Myla Smith is having some troubles communicating.
Counting down the days until she's eligible for a phone upgrade, she has had to resort to using the speakerphone on her current malfunctioning device. And she is struggling to master the succinct art of Twitter.
"I think I'm just a little bit too far out of that age range," she says with resignation.
The one arena in which she still has no trouble expressing herself, however, is music. Next week, Smith will celebrate the release of her new EP, Drugs, with a concert at Christ City Church inside Minglewood Hall.
This is Smith's fourth release, so you'd think the process would be old hat, but the Shelby County native is pulling out all the stops to promote her most mature, assured and fully realized effort to date.
"I'm really proud of the way it turned out," says local producer-engineer James Joseph, who cut the record at his home studio using a collage approach that built layer upon layer of vocal and instrumental tracks to achieve a huge sound. "I think every song on it has the potential to go somewhere."

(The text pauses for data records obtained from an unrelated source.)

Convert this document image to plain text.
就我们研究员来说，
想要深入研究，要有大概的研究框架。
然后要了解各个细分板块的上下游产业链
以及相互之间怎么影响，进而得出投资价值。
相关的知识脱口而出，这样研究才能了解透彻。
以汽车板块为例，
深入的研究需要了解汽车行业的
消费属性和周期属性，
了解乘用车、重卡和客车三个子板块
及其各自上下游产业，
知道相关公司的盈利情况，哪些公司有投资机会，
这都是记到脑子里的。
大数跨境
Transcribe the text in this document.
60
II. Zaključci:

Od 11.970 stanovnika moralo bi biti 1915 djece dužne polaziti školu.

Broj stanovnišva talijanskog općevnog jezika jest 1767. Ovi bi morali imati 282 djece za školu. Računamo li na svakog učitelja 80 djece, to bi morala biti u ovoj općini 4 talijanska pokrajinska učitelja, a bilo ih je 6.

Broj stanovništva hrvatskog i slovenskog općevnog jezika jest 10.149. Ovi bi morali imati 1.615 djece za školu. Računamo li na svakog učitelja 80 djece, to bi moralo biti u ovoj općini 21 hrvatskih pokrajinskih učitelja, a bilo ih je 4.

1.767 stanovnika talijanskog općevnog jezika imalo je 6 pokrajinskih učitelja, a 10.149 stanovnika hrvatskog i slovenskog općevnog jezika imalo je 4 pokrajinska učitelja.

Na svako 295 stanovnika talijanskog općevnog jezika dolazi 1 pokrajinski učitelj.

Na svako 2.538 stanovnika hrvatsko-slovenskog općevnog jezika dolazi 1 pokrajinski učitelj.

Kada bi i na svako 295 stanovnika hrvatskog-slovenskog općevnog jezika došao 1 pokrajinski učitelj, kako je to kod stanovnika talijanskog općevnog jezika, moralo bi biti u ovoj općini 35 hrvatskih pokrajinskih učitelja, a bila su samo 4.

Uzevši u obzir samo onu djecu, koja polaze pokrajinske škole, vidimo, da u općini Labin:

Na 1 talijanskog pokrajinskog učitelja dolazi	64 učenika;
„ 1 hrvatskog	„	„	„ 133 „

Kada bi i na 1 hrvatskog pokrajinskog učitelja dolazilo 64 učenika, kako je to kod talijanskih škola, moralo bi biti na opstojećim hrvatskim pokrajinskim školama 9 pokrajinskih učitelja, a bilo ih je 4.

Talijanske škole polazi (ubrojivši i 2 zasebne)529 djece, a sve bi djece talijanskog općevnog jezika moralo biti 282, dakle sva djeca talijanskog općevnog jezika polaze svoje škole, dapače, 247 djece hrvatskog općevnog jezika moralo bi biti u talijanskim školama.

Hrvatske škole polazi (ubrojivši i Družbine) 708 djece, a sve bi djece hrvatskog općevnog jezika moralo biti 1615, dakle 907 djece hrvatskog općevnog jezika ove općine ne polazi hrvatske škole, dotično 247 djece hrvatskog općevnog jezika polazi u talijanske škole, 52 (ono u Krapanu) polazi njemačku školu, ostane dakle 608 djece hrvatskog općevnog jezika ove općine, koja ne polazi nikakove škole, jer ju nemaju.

With that in mind, Smith has hired a PR firm (hence the Twitter) and recently shot her first video for the leadoff single, "Slow Down."
"I just spent a lot of time on (the record) with the writing and song choice and production," says Smith, a certified public accountant who has gone part time to concentrate on her music. "I really wanted to make sure it got the push it deserved."
Born and raised in the Shelby Forest-area community of Shake Rag, Smith has been playing music since childhood, making her first recordings on her Fisher Price tape recorder. One of her earliest gigs was overdubbing children's vocals on the public TV children's show "Barney & Friends."
Music took a backseat to academics in college, but the pull of music proved too strong.
Smith made her debut in 2006 with the folk rock effort All the Things That Go Missing, released on her own Shake Rag Records label. She followed that up with the gospel set Amid the Flood in 2009.
Then in 2010 came White/Gold an acclaimed double EP — White was a collection of pop-oriented material while Gold had a bluegrass/country vibe — that announced the partnership that has since dominated Smith's life. White/Gold was released on the day of her wedding to Memphis cellist and bassist Richard Thomas, formerly of the band Retrospect.
"We met each other just through music in town," Smith recalls. "We'd known each other a long time. He's just so quiet. We got the opportunity to work on a project together around Christmas 2008, and we just got to actually talk more than we ever had before. I was like, 'Oh, he's kind of cool, actually.'"
Smith says Thomas has become a partner not just in life but also in music. She maintains artistic control over her music, but he has given her an important sounding board for the "big-picture stuff."
"He's just been instrumental in encouraging me and pushing me to try and improve and go on to the next level," Smith says. "Especially when you're a solo writer and artist, it's really hard to have all that weight on your shoulders. ... When he came into my life, I really felt for the first time I had somebody who was truly invested in my music with me."
One of Thomas' most significant contributions was introducing Smith to his old bandmate Joseph, who helmed White/Gold and returns to help guide Drugs. Joseph, who has mixed recent efforts by Ryan Peel and Fast Planet, says the key to the album was choosing the right songs from among the 30 or so that Smith brought to the table.
"I would say the majority of them were a little more like classic country," he says. "It just seemed like the ones everybody gravitated toward were the more hooky, pop-type songs."
Smith says the more rocking sound reflects a return to her own sensibilities after a brief period of trying to make music the Nashville way.
"I realized if I was going to be really successful in that avenue, I was going to have to change the way that I wrote songs," she says. "They're trying to get down to this one little piece they think everybody's going to like, and in order to do that, you have to distort and mash and twist your product into something that I don't think is very artistic. I just didn't want to do that."